Demos regarded her for a moment, and in the yellow wash of a passing car’s headlights Althea could see a considering gleam in his eyes. ‘There’s a little taverna on the next street,’ he said. ‘A quiet place, with good wine.'
Althea took a breath, tried not to think of the implications of his invitation. She made it a policy never to get this far, this close. Yet she’d broken that cardinal rule, and now she didn’t know what to do. How to act.
He’d led her through a maze of twisting alleys and streets and she had no idea how to get back to the club, or even to a thoroughfare that would have reliable taxis. She nodded slowly, and then forced herself to shrug. ‘Fine.'
He held out his hand, and with another shrug and a little smile Althea took it. She shouldn’t like the way his hand felt encasing hers, she knew, warm and dry and safe. She shouldn’t curl her fingers around his as if she wanted him to keep holding her, touching her. Yet she did.
A few minutes later they arrived at the promised taverna, a narrow, quaint place, crammed with tables and rickety chairs, dusty bottles lining the walls. The proprietor, a tall, gangling man in a three-piece suit and apron, welcomed them in.
‘Demos! Long time, eh? What brings you here?’
‘A party,’ Demos said with a shrug, but he clapped the man on the shoulder and smiled. ‘Good to see you, Andreolos.'
Althea was surprised. From the innate grace and arrogance with which he’d strode through the club, not to mention dealt with Angelos, she’d expected him to entertain at five-star hotels on the Plaka, not dusty holes-in-the-wall in Psiri.
Andreolos ushered them to a table tucked in the corner, gave them menus and went to fetch a bottle of wine from under the bar. Althea wrapped her spangled shawl more modestly around herself, conscious yet again of how tarty she must appear.
‘Regretting your choice of attire?’ Demos asked, and she heard a mocking note in his voice that made her flush.
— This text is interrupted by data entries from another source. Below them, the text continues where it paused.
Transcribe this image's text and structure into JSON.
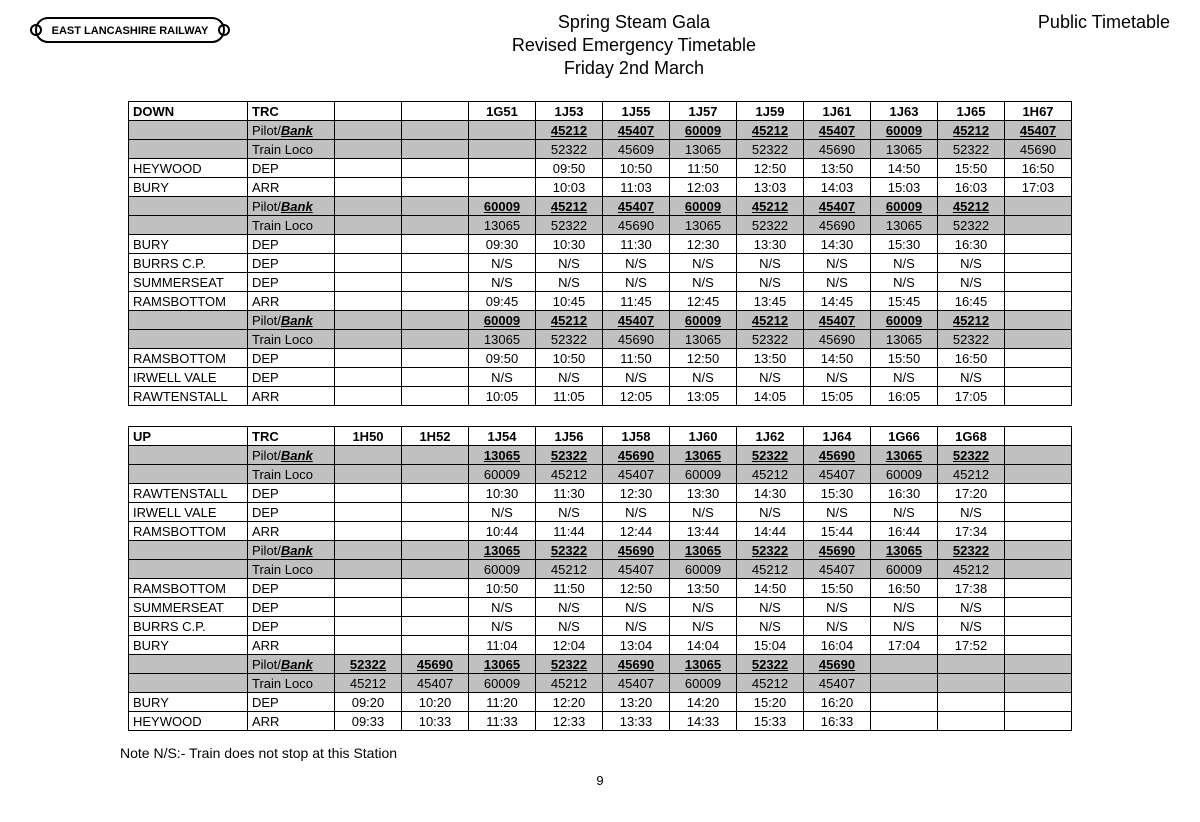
{
  "header": {
    "logo_text": "EAST LANCASHIRE RAILWAY",
    "title1": "Spring Steam Gala",
    "title2": "Revised Emergency Timetable",
    "title3": "Friday 2nd March",
    "public": "Public Timetable"
  },
  "footer": {
    "note": "Note N/S:-  Train does not stop at this Station",
    "page": "9"
  },
  "labels": {
    "down": "DOWN",
    "up": "UP",
    "trc": "TRC",
    "pilot_bank_pre": "Pilot/",
    "pilot_bank_em": "Bank",
    "train_loco": "Train Loco",
    "dep": "DEP",
    "arr": "ARR"
  },
  "down_cols": [
    "1G51",
    "1J53",
    "1J55",
    "1J57",
    "1J59",
    "1J61",
    "1J63",
    "1J65",
    "1H67"
  ],
  "down_sec1": {
    "pilot": [
      "",
      "45212",
      "45407",
      "60009",
      "45212",
      "45407",
      "60009",
      "45212",
      "45407"
    ],
    "loco": [
      "",
      "52322",
      "45609",
      "13065",
      "52322",
      "45690",
      "13065",
      "52322",
      "45690"
    ],
    "rows": [
      {
        "station": "HEYWOOD",
        "type": "DEP",
        "v": [
          "",
          "09:50",
          "10:50",
          "11:50",
          "12:50",
          "13:50",
          "14:50",
          "15:50",
          "16:50"
        ]
      },
      {
        "station": "BURY",
        "type": "ARR",
        "v": [
          "",
          "10:03",
          "11:03",
          "12:03",
          "13:03",
          "14:03",
          "15:03",
          "16:03",
          "17:03"
        ]
      }
    ]
  },
  "down_sec2": {
    "pilot": [
      "60009",
      "45212",
      "45407",
      "60009",
      "45212",
      "45407",
      "60009",
      "45212",
      ""
    ],
    "loco": [
      "13065",
      "52322",
      "45690",
      "13065",
      "52322",
      "45690",
      "13065",
      "52322",
      ""
    ],
    "rows": [
      {
        "station": "BURY",
        "type": "DEP",
        "v": [
          "09:30",
          "10:30",
          "11:30",
          "12:30",
          "13:30",
          "14:30",
          "15:30",
          "16:30",
          ""
        ]
      },
      {
        "station": "BURRS C.P.",
        "type": "DEP",
        "v": [
          "N/S",
          "N/S",
          "N/S",
          "N/S",
          "N/S",
          "N/S",
          "N/S",
          "N/S",
          ""
        ]
      },
      {
        "station": "SUMMERSEAT",
        "type": "DEP",
        "v": [
          "N/S",
          "N/S",
          "N/S",
          "N/S",
          "N/S",
          "N/S",
          "N/S",
          "N/S",
          ""
        ]
      },
      {
        "station": "RAMSBOTTOM",
        "type": "ARR",
        "v": [
          "09:45",
          "10:45",
          "11:45",
          "12:45",
          "13:45",
          "14:45",
          "15:45",
          "16:45",
          ""
        ]
      }
    ]
  },
  "down_sec3": {
    "pilot": [
      "60009",
      "45212",
      "45407",
      "60009",
      "45212",
      "45407",
      "60009",
      "45212",
      ""
    ],
    "loco": [
      "13065",
      "52322",
      "45690",
      "13065",
      "52322",
      "45690",
      "13065",
      "52322",
      ""
    ],
    "rows": [
      {
        "station": "RAMSBOTTOM",
        "type": "DEP",
        "v": [
          "09:50",
          "10:50",
          "11:50",
          "12:50",
          "13:50",
          "14:50",
          "15:50",
          "16:50",
          ""
        ]
      },
      {
        "station": "IRWELL VALE",
        "type": "DEP",
        "v": [
          "N/S",
          "N/S",
          "N/S",
          "N/S",
          "N/S",
          "N/S",
          "N/S",
          "N/S",
          ""
        ]
      },
      {
        "station": "RAWTENSTALL",
        "type": "ARR",
        "v": [
          "10:05",
          "11:05",
          "12:05",
          "13:05",
          "14:05",
          "15:05",
          "16:05",
          "17:05",
          ""
        ]
      }
    ]
  },
  "up_cols": [
    "1H50",
    "1H52",
    "1J54",
    "1J56",
    "1J58",
    "1J60",
    "1J62",
    "1J64",
    "1G66",
    "1G68",
    ""
  ],
  "up_sec1": {
    "pilot": [
      "",
      "",
      "13065",
      "52322",
      "45690",
      "13065",
      "52322",
      "45690",
      "13065",
      "52322",
      ""
    ],
    "loco": [
      "",
      "",
      "60009",
      "45212",
      "45407",
      "60009",
      "45212",
      "45407",
      "60009",
      "45212",
      ""
    ],
    "rows": [
      {
        "station": "RAWTENSTALL",
        "type": "DEP",
        "v": [
          "",
          "",
          "10:30",
          "11:30",
          "12:30",
          "13:30",
          "14:30",
          "15:30",
          "16:30",
          "17:20",
          ""
        ]
      },
      {
        "station": "IRWELL VALE",
        "type": "DEP",
        "v": [
          "",
          "",
          "N/S",
          "N/S",
          "N/S",
          "N/S",
          "N/S",
          "N/S",
          "N/S",
          "N/S",
          ""
        ]
      },
      {
        "station": "RAMSBOTTOM",
        "type": "ARR",
        "v": [
          "",
          "",
          "10:44",
          "11:44",
          "12:44",
          "13:44",
          "14:44",
          "15:44",
          "16:44",
          "17:34",
          ""
        ]
      }
    ]
  },
  "up_sec2": {
    "pilot": [
      "",
      "",
      "13065",
      "52322",
      "45690",
      "13065",
      "52322",
      "45690",
      "13065",
      "52322",
      ""
    ],
    "loco": [
      "",
      "",
      "60009",
      "45212",
      "45407",
      "60009",
      "45212",
      "45407",
      "60009",
      "45212",
      ""
    ],
    "rows": [
      {
        "station": "RAMSBOTTOM",
        "type": "DEP",
        "v": [
          "",
          "",
          "10:50",
          "11:50",
          "12:50",
          "13:50",
          "14:50",
          "15:50",
          "16:50",
          "17:38",
          ""
        ]
      },
      {
        "station": "SUMMERSEAT",
        "type": "DEP",
        "v": [
          "",
          "",
          "N/S",
          "N/S",
          "N/S",
          "N/S",
          "N/S",
          "N/S",
          "N/S",
          "N/S",
          ""
        ]
      },
      {
        "station": "BURRS C.P.",
        "type": "DEP",
        "v": [
          "",
          "",
          "N/S",
          "N/S",
          "N/S",
          "N/S",
          "N/S",
          "N/S",
          "N/S",
          "N/S",
          ""
        ]
      },
      {
        "station": "BURY",
        "type": "ARR",
        "v": [
          "",
          "",
          "11:04",
          "12:04",
          "13:04",
          "14:04",
          "15:04",
          "16:04",
          "17:04",
          "17:52",
          ""
        ]
      }
    ]
  },
  "up_sec3": {
    "pilot": [
      "52322",
      "45690",
      "13065",
      "52322",
      "45690",
      "13065",
      "52322",
      "45690",
      "",
      "",
      ""
    ],
    "loco": [
      "45212",
      "45407",
      "60009",
      "45212",
      "45407",
      "60009",
      "45212",
      "45407",
      "",
      "",
      ""
    ],
    "rows": [
      {
        "station": "BURY",
        "type": "DEP",
        "v": [
          "09:20",
          "10:20",
          "11:20",
          "12:20",
          "13:20",
          "14:20",
          "15:20",
          "16:20",
          "",
          "",
          ""
        ]
      },
      {
        "station": "HEYWOOD",
        "type": "ARR",
        "v": [
          "09:33",
          "10:33",
          "11:33",
          "12:33",
          "13:33",
          "14:33",
          "15:33",
          "16:33",
          "",
          "",
          ""
        ]
      }
    ]
  }
}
Then he surprised her by adding quietly, ‘You look beautiful.'
In the dim intimacy of the taverna, with their knees touching under the tiny table, she took a moment to study the man whose attention and interest she’d captured. And had he captured hers? She considered the question reluctantly; she didn’t like to think that a man—any man—could have a hold over any part of her. Body, mind, heart.